Massimo Bontempelli è nato nel 1878: il suo caro amico Pirandello aveva già dieci anni e d’Annunzio stava già per pubblicare i suoi versi adolescenziali. Ungaretti, invece, col quale anni dopo Bontempelli si sarebbe sfidato a duello, ferendolo, sarebbe nato solo un decennio dopo.
Fu un genio. E, al mondo, fu il primo a sperimentare quel genere letterario che i critici, col senno di poi, avrebbero definito “realismo magico”. Molti lo scelsero come modello. Buzzati, per esempio, che per età poteva esserne il figlio; ma anche Calvino, benché fosse di mezzo secolo più giovane.

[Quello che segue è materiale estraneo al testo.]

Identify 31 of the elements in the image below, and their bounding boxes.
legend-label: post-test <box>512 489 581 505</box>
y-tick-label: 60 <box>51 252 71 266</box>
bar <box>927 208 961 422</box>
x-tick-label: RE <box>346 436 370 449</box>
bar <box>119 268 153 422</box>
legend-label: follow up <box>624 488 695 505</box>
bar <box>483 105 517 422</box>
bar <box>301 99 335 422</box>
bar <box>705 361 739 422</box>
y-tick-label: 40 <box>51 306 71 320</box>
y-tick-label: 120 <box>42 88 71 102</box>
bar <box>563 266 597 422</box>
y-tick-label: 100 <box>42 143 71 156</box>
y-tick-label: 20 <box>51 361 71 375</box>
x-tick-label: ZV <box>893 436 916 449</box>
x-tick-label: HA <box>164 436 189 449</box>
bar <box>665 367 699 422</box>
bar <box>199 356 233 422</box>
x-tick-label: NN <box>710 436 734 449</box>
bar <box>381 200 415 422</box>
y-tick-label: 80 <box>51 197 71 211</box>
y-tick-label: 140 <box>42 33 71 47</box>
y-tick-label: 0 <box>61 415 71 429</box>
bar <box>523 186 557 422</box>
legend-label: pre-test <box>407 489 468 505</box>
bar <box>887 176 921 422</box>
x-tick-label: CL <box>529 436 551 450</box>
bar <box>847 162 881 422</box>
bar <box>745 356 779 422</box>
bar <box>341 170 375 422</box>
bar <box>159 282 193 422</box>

Saggista, editor, traduttore, Bontempelli si distinse come romanziere e autore di racconti. L’amicizia di De Chirico e Savinio fu fondamentale e la sua prosa risentì molto dell’influenza del surrealismo. Dopo la guerra gli fu assegnato il premio Strega. Morì a Roma nel 1960, assistito amorevolmente da Paola Masino, compagna di vita e d’arte. García Márquez, dall’altra parte del mondo, in quei giorni stava già pensando a “Cent’anni di solitudine”. Avrebbe segnato un’epoca, la stessa epoca che Massimo aveva anticipato da lontano.